Participants developed a plan that provided strategic recommendations to GMF. Below are a few excerpted slides.
The team suggested that GMF adopt a decentralized management structure, and open up part of their shareholding to cooperatives in its supply chain. This would allow GMF to cement dedicated and committed suppliers, while ensuring that GMF’s revenues benefited the community.
It was proposed that GMF form a joint venture with a leading machinery provider to co-design and distribute dedicated mechanized harvesters designed for Gansu’s mountainous terrain.

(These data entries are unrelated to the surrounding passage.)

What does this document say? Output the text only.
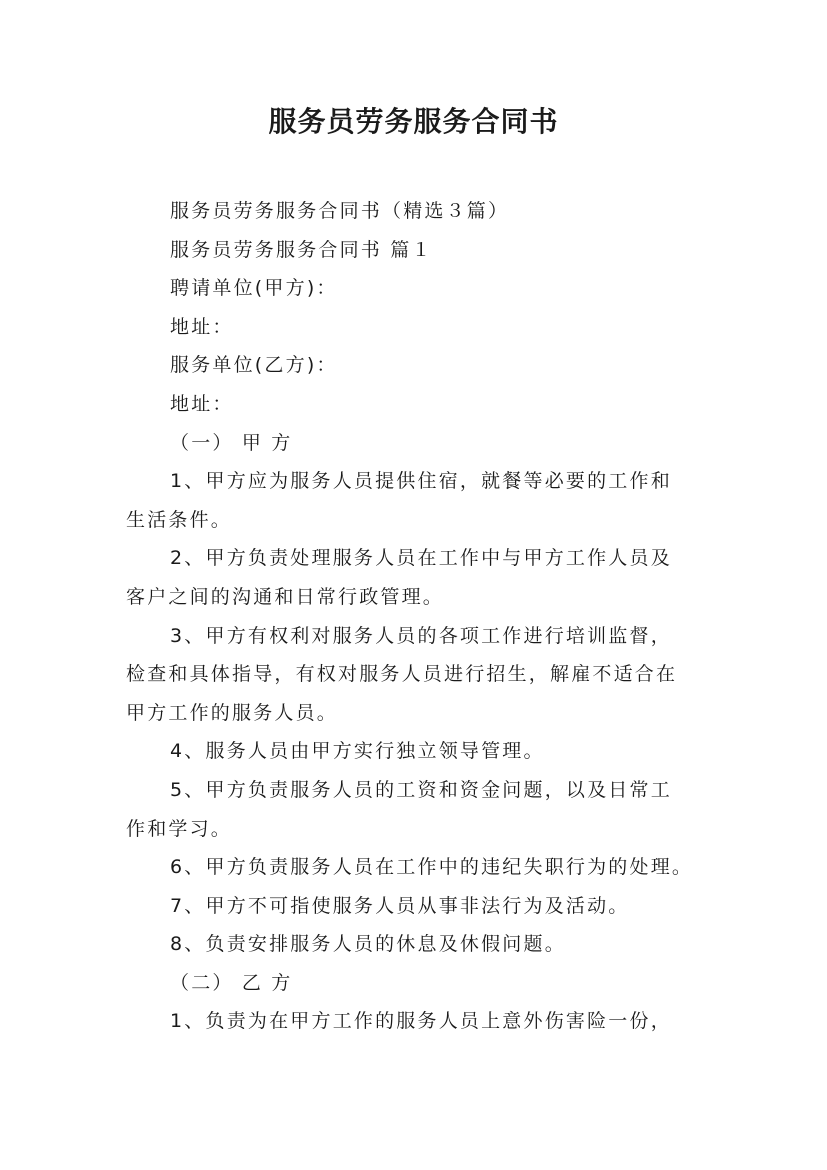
服务员劳务服务合同书

服务员劳务服务合同书（精选３篇）

服务员劳务服务合同书 篇１

聘请单位(甲方)：

地址：

服务单位(乙方)：

地址：

（一） 甲 方

1、甲方应为服务人员提供住宿，就餐等必要的工作和
生活条件。
2、甲方负责处理服务人员在工作中与甲方工作人员及
客户之间的沟通和日常行政管理。
3、甲方有权利对服务人员的各项工作进行培训监督，
检查和具体指导，有权对服务人员进行招生，解雇不适合在
甲方工作的服务人员。
4、服务人员由甲方实行独立领导管理。
5、甲方负责服务人员的工资和资金问题，以及日常工
作和学习。
6、甲方负责服务人员在工作中的违纪失职行为的处理。
7、甲方不可指使服务人员从事非法行为及活动。
8、负责安排服务人员的休息及休假问题。

（二） 乙 方

1、负责为在甲方工作的服务人员上意外伤害险一份，
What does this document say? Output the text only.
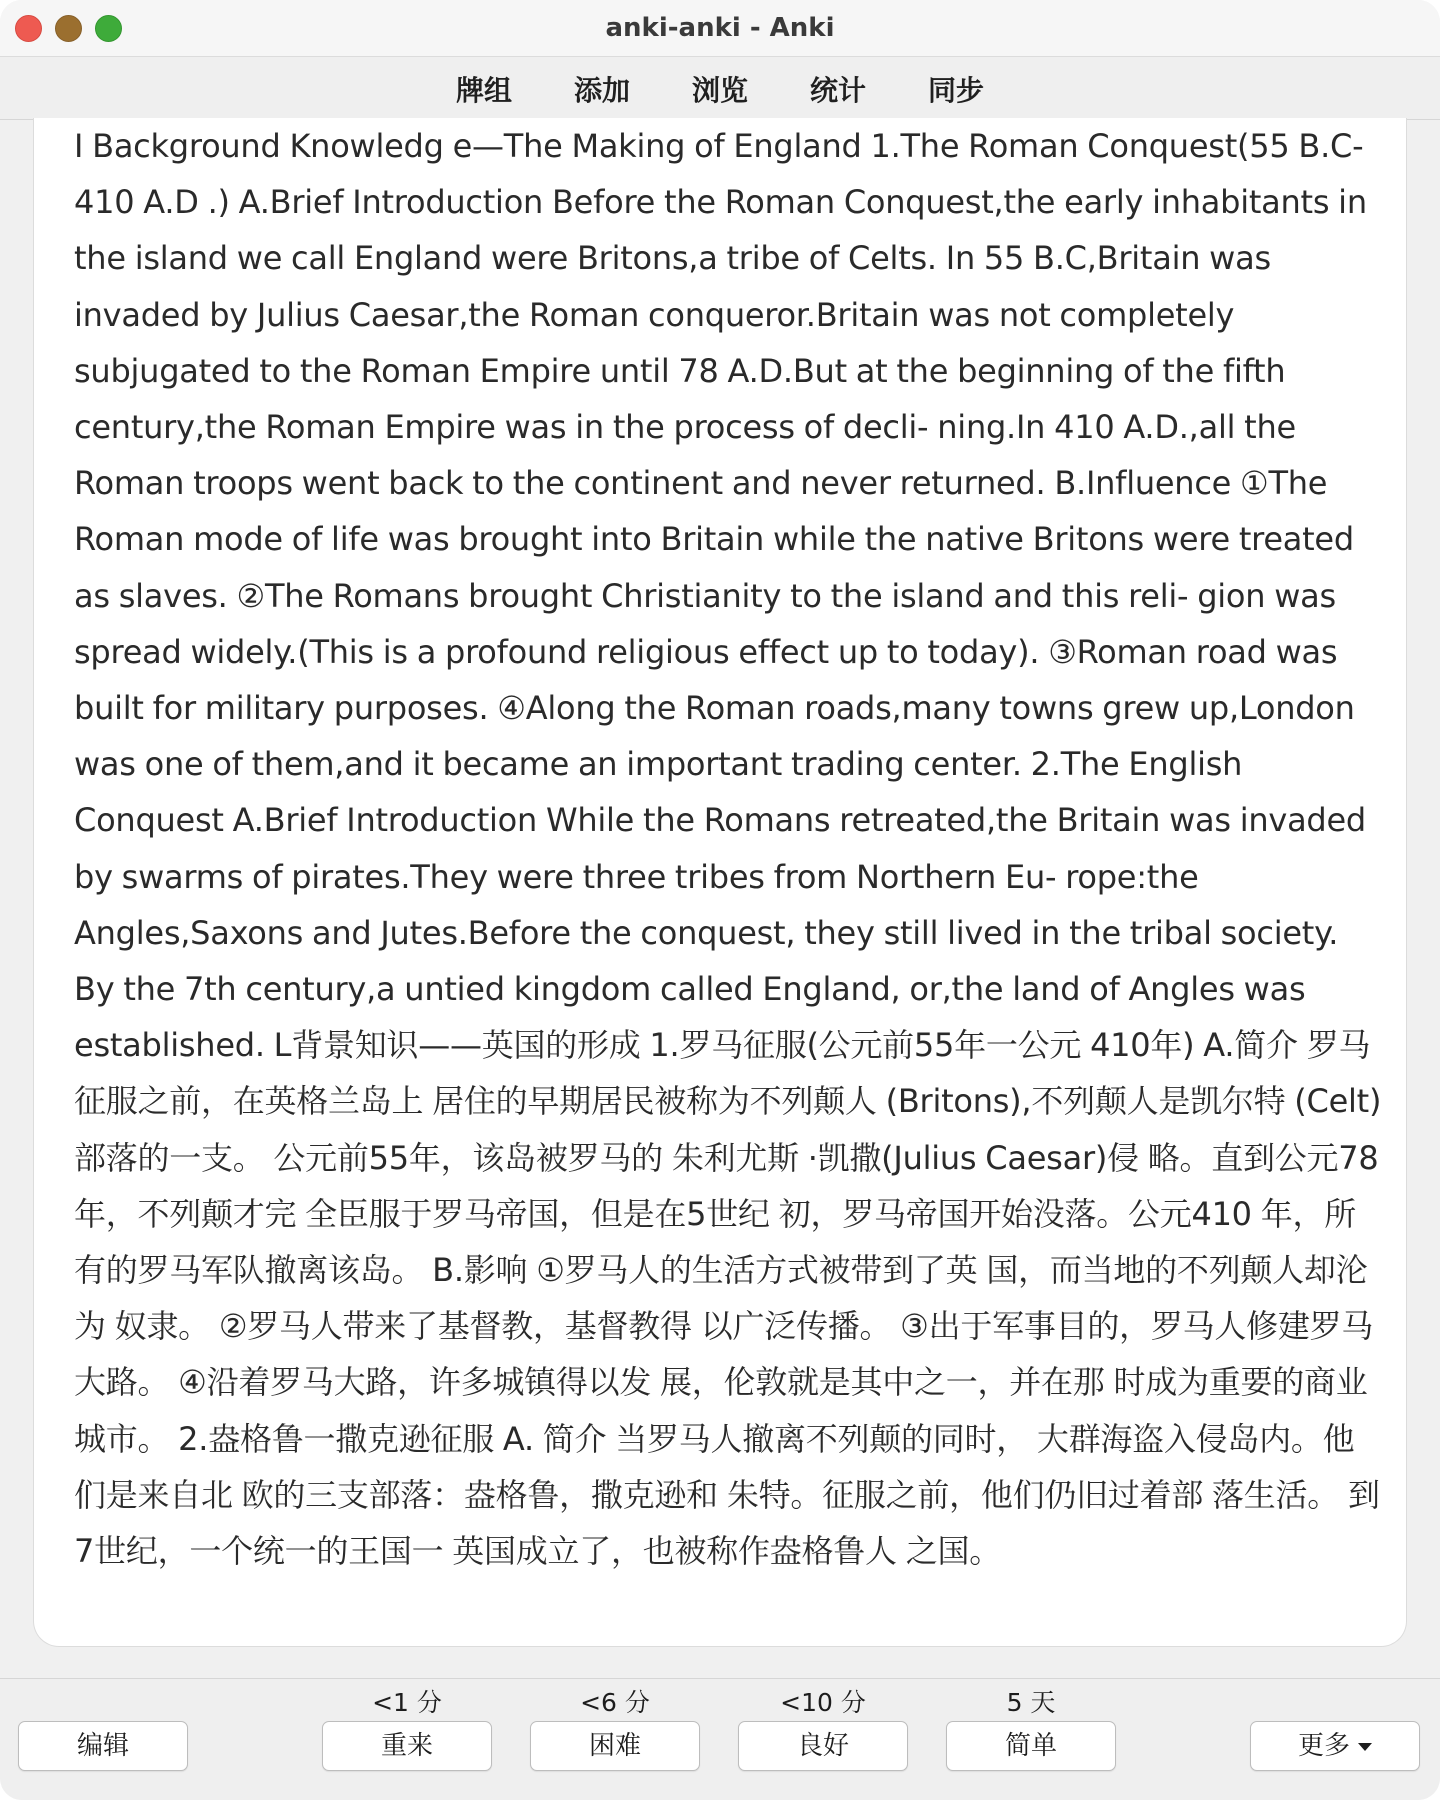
anki-anki - Anki
牌组 添加 浏览 统计 同步
I Background Knowledg e—The Making of England 1.The Roman Conquest(55 B.C-410 A.D .) A.Brief Introduction Before the Roman Conquest,the early inhabitants in the island we call England were Britons,a tribe of Celts. In 55 B.C,Britain was invaded by Julius Caesar,the Roman conqueror.Britain was not completely subjugated to the Roman Empire until 78 A.D.But at the beginning of the fifth century,the Roman Empire was in the process of decli- ning.In 410 A.D.,all the Roman troops went back to the continent and never returned. B.Influence ①The Roman mode of life was brought into Britain while the native Britons were treated as slaves. ②The Romans brought Christianity to the island and this reli- gion was spread widely.(This is a profound religious effect up to today). ③Roman road was built for military purposes. ④Along the Roman roads,many towns grew up,London was one of them,and it became an important trading center. 2.The English Conquest A.Brief Introduction While the Romans retreated,the Britain was invaded by swarms of pirates.They were three tribes from Northern Eu- rope:the Angles,Saxons and Jutes.Before the conquest, they still lived in the tribal society. By the 7th century,a untied kingdom called England, or,the land of Angles was established. L背景知识——英国的形成 1.罗马征服(公元前55年一公元 410年) A.简介 罗马征服之前，在英格兰岛上 居住的早期居民被称为不列颠人 (Britons),不列颠人是凯尔特 (Celt)部落的一支。 公元前55年，该岛被罗马的 朱利尤斯 ·凯撒(Julius Caesar)侵 略。直到公元78年，不列颠才完 全臣服于罗马帝国，但是在5世纪 初，罗马帝国开始没落。公元410 年，所有的罗马军队撤离该岛。 B.影响 ①罗马人的生活方式被带到了英 国，而当地的不列颠人却沦为 奴隶。 ②罗马人带来了基督教，基督教得 以广泛传播。 ③出于军事目的，罗马人修建罗马 大路。 ④沿着罗马大路，许多城镇得以发 展，伦敦就是其中之一，并在那 时成为重要的商业城市。 2.盎格鲁一撒克逊征服 A. 简介 当罗马人撤离不列颠的同时， 大群海盗入侵岛内。他们是来自北 欧的三支部落：盎格鲁，撒克逊和 朱特。征服之前，他们仍旧过着部 落生活。 到7世纪，一个统一的王国一 英国成立了，也被称作盎格鲁人 之国。
编辑
<1 分
重来
<6 分
困难
<10 分
良好
5 天
简单	更多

Participants presented their plan to over one hundred people, including senior provincial agricultural officials, private sector leaders and members of the media, who showed great interest in the plan’s ability to support Gansu’s rural development. Guest speakers included Mr. We Wenbin, Director of the Gansu People’s Congress Agricultural Committee and Mr. Li Hui, Vice-President of the Gansu Investment Group.
Grace Chan, MasterCard
"The GLP was so much more than just a leadership program. It challenged the way we perceive the world and encouraged participants to better connect what we do professionally and personally to drive impact on key aspects of our society."
Sarah Ye, Maybank
"The programme enriched my leadership thinking and experience, particularly around the ways to inspire people to achieve goals by creating positivity. It has been an unforgettable experience."
Hiskia Purwoko, Astra International
"For me the GLP is not just another leadership programme. I would call it 'the second chapter' of leadership programmes, meaning that it goes beyond the textbooks and theories. This program is not for everyone, only those who have the passion and courage to create a better future."